My wife dated someone from her class for a year while she was in college, before she ended that relationship and found me.
My wife dated someone from her class for a year while she was in college, before she ended that relationship and found me. We were together for two years before we decided to marry. At the time, she told me her relationship with her ex-boyfriend was not physical, which I believed. A week ago, which is around two years since we married, we had an awful fight about something, during which she told me that she had lied all the time and that her relationship with him was extremely physical. This felt like a slap in my face, which is what I suppose she wanted me to feel. I haven't spoken to her since then, because I feel betrayed. I don't understand why she lied all this time, because I was always honest about my past. Am I overreacting?

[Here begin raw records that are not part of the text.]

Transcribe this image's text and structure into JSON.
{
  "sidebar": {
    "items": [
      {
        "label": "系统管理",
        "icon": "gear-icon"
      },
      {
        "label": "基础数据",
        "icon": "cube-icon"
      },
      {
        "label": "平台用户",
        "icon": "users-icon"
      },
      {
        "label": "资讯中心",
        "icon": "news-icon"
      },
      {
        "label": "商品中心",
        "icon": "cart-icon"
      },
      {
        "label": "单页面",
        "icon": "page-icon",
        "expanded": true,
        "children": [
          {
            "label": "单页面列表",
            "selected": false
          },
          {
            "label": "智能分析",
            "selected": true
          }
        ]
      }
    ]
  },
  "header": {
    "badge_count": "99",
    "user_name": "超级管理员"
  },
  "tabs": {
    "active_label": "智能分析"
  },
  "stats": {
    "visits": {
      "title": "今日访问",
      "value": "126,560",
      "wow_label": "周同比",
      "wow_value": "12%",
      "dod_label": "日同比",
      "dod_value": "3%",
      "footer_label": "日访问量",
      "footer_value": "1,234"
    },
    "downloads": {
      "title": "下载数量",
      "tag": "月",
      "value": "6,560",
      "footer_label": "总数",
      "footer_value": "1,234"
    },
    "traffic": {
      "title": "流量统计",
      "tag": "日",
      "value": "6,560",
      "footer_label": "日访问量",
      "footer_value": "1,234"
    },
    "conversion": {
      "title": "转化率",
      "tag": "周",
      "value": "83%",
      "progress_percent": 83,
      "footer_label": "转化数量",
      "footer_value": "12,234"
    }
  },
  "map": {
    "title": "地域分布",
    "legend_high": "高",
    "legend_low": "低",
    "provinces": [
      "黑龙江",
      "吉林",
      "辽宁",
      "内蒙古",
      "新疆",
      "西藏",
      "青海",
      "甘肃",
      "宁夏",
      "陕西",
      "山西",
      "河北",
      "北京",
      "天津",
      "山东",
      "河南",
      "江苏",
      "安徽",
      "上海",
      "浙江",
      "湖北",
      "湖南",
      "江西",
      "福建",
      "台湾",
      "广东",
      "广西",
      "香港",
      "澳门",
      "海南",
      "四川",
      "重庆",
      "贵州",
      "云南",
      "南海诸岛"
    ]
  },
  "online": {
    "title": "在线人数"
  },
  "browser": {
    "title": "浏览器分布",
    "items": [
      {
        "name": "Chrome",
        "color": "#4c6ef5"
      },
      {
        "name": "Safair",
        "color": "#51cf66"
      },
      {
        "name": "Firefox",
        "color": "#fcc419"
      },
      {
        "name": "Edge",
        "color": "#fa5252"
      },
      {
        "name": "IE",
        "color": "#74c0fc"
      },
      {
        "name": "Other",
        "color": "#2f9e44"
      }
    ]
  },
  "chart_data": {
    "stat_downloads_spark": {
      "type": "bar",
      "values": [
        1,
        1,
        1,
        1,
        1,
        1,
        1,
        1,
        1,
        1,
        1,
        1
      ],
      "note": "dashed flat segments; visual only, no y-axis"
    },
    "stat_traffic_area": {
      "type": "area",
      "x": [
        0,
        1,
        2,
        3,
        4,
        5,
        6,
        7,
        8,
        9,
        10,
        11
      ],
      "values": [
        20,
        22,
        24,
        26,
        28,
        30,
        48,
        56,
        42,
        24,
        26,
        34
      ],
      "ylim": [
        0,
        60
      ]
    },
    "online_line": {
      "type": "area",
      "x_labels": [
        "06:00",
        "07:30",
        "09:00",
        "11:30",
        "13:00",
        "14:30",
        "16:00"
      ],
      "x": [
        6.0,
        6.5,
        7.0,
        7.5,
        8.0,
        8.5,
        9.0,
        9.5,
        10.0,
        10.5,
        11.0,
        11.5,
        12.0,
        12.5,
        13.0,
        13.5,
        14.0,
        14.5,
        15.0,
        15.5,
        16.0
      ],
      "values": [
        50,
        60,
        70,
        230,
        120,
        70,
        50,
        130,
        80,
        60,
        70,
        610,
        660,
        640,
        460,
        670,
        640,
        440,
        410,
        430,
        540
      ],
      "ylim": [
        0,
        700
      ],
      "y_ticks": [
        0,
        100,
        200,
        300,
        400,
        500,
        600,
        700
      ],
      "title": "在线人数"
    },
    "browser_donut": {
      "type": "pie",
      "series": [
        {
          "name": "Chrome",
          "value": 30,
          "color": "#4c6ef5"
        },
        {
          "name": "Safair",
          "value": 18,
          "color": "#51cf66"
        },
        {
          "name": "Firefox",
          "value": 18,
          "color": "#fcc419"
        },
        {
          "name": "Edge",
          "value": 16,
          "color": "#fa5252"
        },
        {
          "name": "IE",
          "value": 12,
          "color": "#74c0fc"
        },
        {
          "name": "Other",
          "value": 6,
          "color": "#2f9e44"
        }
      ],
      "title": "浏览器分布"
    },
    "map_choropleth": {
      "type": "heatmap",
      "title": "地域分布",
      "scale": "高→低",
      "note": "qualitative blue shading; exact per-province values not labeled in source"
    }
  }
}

Are you angry about the fact that she had a physical relationship before she met you, or about her withholding that information? You need to try and figure out what the cause of this anger is, because it matters. If she didn't say something about her past, could it be because she wasn't comfortable sharing it at the time, even if you were an open book? If she said it on purpose now, is it because, like all human beings, the ones closest to us know what will hurt us the most? You can be upset, of course, because that is your prerogative, but I also urge you to look at the big picture and consider what life without her will be like. Is there a purpose to this anger? Are you comfortable not speaking to her ever again?
Is it worth it? Try and arrive at answers to those questions before you decide on a course of action. That will also help you figure out whether you are overreacting. Not speaking to her won't help; if you want to put this behind you, only an honest conversation about how you feel will truly help.